Elle était promise à la chaise électrique en Floride, lui à la potence en Irlande : Sunny Jacobs et Peter Pringle sont sortis vivants du couloir de la mort et forment aujourd'hui un couple improbable.
Les chances d'une rencontre étaient infimes. Frêle mais l'esprit alerte, Sunny Jacobs a passé cinq des 68 années de son existence dans une minuscule cellule à l'isolement total, attendant de recevoir 2 400 volts à travers le corps en Floride.
Au même moment, à des milliers de kilomètres de là, Peter Pringle, crinière et barbe blanchies par 77 printemps, croupissait en attendant qu'on lui mette la corde au cou en Irlande.
«Nous ne parlons pas souvent de ça, Peter et moi, mais parfois, des choses viennent nous rappeler la détention, le moment où on en est sorti», raconte Sunny, venue à Oslo en Norvège pour le 6e Congrès mondial contre la peine de mort qui s'y tient jusqu'à jeudi. «Nous mentionnons très, très rarement le mot prison. Il soulève des sensations viscérales quand on le prononce».
La prison, c'est le meurtre de deux policiers qui l'y a conduite en 1976.
Selon son récit des événements, son compagnon d'alors appelé Jesse, leur garçon de neuf ans, leur fillette de 10 mois et elle-même se trouvent dans la voiture d'une connaissance de Jesse quand des policiers y découvrent une arme lors d'un contrôle de routine. Une fusillade mortelle s'ensuit. Le camarade de Jesse, qu'elle dit avoir vu une arme à la main, s'entendra ensuite selon elle avec le procureur pour incriminer le jeune couple. Il écope de trois peines de prison à vie, eux de la peine de mort. Au bout de cinq ans, sa peine de mort est commuée en prison à vie. Elle sera finalement libérée en 1992. Jesse, lui, sera électrocuté dans des circonstances effroyables: son visage prendra feu à cause d'un dysfonctionnement.
En Irlande, Peter Pringle est passé à 11 jours de la pendaison. Défavorablement connu de la police pour son engagement indépendantiste, il est condamné à tort en 1980 pour le meurtre de deux policiers lors d'un braquage qui a mal tourné.

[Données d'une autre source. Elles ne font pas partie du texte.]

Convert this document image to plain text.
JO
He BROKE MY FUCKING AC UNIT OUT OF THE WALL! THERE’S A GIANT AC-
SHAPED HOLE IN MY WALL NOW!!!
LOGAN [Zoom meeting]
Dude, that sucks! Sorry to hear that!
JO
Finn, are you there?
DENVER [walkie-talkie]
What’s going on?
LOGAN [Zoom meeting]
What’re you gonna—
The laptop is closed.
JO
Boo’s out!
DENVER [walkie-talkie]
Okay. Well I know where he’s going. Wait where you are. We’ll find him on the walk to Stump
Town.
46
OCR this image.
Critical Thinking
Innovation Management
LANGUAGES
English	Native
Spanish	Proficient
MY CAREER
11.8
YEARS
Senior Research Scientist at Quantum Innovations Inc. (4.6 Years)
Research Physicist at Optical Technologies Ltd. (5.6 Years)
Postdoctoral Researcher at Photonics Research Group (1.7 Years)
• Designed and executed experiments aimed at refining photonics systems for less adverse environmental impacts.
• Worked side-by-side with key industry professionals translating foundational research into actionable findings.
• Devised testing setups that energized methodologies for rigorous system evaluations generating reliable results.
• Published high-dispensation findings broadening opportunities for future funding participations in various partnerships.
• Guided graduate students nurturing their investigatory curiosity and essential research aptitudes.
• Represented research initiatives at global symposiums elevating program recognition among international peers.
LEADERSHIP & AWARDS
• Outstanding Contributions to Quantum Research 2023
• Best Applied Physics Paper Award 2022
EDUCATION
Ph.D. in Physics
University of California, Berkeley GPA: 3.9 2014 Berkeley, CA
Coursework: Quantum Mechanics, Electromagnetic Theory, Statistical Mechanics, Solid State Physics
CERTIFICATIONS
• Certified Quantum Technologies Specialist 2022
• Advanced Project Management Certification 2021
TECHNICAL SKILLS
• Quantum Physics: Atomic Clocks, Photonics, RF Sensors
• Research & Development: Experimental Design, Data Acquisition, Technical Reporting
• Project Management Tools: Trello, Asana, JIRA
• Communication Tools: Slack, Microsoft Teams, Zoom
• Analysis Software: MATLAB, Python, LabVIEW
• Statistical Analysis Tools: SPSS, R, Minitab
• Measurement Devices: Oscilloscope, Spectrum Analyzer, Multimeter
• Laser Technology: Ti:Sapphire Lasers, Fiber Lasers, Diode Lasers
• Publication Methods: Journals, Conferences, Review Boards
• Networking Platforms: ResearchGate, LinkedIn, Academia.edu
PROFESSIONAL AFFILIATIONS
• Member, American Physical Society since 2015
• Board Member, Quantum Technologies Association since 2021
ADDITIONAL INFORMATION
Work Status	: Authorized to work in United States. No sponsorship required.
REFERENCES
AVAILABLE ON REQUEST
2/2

Dans la cellule où il attend la mort sous la surveillance constante de gardiens, il les entend parler du jour fatidique, de la prime qu'ils espèrent recevoir, du fait qu'ils seront censés lui tirer les jambes sous le gibet pour s'assurer que ses cervicales rompent bien... À moins de deux semaines de la date prévue pour l'exécution, on lui annonce que sa peine est commuée en 40 ans de prison. «ça aurait été un suicide politique d'exécuter quelqu'un dans le pays à cette époque», explique-t-il. Résigné à l'idée de mourir mais pas à celle de rester si longtemps en détention, il étudie le droit et sera disculpé après 15 ans derrière les barreaux.
C'est dans un pub de Galway, sur la côte ouest de l'Irlande, qu'il rencontre Sunny, venue y parler de la peine de mort. Tout les rapproche: leur condamnation, l'issue heureuse, leur goût pour le yoga et la méditation qu'ils ont pratiquée en prison... Mariés depuis 2011, ils gèrent aujourd'hui en Irlande un centre d'accueil pour les victimes d'erreurs judiciaires. Et ferraillent contre le châtiment suprême.
Au moins 1 634 personnes ont été exécutées dans le monde en 2015, selon Amnesty International, un record depuis 1989.